IB IdealPro double commisions?

Discussion in 'Forex Brokers' started by trader3, Nov 20, 2006.

  1. trader3


    Just curious what the double commissions I have read about regarding IdealPro refer to?

    After closing a trade in one of the majors is there really a second commission to convert your currency back to USD if you would subsequently like to trade stocks, futures or options with the money?

  2. ya iv found when i want to convert my profits back into my base currency I have to pay commissions again. But then again since its unlevered (unlike the trades) its a really tiny amount.
  3. Best way to avoid having to convert with IDEAL is to adjust your exit position size. For example, if you have P/L in a USDJPY trade, to go absolutely flat your US dollar notional on exit will differ from that of entry. So adjust your last piece of your position on exit to reflect the exact amount of US dollar notional at the current exit USDJPY exchange rate. Same for EURJPY, etc.

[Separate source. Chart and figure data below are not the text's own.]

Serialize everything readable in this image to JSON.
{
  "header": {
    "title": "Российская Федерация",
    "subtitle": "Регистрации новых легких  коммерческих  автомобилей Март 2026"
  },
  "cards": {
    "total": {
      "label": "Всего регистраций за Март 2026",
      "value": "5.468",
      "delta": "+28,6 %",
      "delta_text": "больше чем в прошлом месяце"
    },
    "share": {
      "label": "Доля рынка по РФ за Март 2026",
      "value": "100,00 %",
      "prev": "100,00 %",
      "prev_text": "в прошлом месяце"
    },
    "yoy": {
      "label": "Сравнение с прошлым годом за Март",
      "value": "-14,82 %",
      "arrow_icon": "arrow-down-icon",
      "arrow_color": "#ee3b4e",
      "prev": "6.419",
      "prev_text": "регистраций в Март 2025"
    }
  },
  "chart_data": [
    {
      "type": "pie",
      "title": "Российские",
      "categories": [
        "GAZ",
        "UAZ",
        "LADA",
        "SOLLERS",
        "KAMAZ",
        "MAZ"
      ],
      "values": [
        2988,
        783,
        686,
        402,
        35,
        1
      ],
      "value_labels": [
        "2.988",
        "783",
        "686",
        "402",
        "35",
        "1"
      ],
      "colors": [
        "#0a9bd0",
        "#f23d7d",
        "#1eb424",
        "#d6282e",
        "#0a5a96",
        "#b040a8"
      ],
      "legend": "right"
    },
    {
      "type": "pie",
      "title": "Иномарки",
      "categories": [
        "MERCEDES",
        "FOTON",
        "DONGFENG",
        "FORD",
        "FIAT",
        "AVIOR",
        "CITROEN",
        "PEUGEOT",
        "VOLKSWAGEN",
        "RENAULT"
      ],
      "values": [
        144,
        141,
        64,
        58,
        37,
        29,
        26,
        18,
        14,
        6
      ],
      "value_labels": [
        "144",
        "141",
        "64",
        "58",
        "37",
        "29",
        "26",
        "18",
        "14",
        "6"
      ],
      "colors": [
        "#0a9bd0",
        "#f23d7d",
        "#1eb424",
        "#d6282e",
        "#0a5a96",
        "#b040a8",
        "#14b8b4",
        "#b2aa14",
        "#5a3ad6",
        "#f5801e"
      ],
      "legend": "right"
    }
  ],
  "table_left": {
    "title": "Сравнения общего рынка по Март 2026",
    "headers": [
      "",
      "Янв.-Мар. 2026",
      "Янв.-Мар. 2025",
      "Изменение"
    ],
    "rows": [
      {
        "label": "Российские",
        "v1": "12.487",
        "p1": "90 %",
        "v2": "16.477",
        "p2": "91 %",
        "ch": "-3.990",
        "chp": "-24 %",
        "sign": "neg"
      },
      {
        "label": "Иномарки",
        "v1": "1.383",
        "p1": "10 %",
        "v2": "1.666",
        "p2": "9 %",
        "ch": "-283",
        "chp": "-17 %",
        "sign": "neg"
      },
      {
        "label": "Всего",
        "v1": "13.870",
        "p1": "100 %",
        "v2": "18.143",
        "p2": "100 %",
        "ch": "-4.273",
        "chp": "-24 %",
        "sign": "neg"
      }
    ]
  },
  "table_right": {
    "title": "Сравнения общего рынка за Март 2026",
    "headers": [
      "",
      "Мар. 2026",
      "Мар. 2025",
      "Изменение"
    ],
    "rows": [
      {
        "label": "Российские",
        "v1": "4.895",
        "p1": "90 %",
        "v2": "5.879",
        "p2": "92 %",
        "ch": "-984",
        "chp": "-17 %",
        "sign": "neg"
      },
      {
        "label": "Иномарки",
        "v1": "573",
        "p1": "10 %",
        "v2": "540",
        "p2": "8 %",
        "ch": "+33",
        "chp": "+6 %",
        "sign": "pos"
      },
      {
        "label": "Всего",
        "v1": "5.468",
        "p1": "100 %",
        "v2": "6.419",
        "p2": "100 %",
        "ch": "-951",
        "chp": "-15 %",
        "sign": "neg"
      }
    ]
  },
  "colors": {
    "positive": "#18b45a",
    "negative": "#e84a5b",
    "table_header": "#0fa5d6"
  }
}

    Pain? yes, but it can be done with manual calculations and I am confident that some sort of API code could be written to take care of it - interfacing with TWS.
  4. trader3


    I'm sorry, but I am new to currency trading. Could you please give a specific example of how this would be done?

  5. This is something that you must do yourself - know the P/L - Risk/Reward calculations for direct and indirect currency pairs.

    For example, when you buy JPY vs USD, you are long JPY and short USD at a certain USDJPY exchange rate. If you want to exit that postion at a different exchange rate, you must adjust the amount of USD you buy back at the new exchange rate to equal the exact amount of notional JPY that you need to sell to go flat. This is most easily calculated in a spreadsheet. These adjustments for USD based accounts must be done for indirect currency pairs (USDJPY, USDCHF, etc.) also must be done for EURJPY.

    IB currently utilizes the same account that is done in the interbank market. Many market makers do not do this. What this does allow is trading around various currency pairs without having to close out of your initial position, an advantage...
  6. I have done the same thing, but and even trickier question is this:

    You buy a foreign stock with that stock's native currency you have held in the account for several months previous. You then sell that stock, sit for a while flat (Still holding the currency) Invest in another foreign, sell it and then reconvert your currency to Greenbacks two months after that. This mixes currency and equity trades.

    A pure currency or pure equity position is simple enough, but how the heck do you split this out and report them for taxes?

    If you report the US price for the buy/sell on the stock, you are picking up the currency gain/loss as well. Doing the currency buy/sell tax calculation then has you paying tax on it twice. Ugly!

    Obviously I would like to get the 60/40 preferential treatment for currency trading....but I don't think Sched D has any provision for entering foreign stock gains in their native currency.

    (Maybe average the buy/sell exchange rates to get the currency gain/loss out of the equity and then do a straight currency gain/loss calc?)

    Logically that would work fairly, but the tax law isn't about logic and fairness. I wonder what the IRS approved procedure is?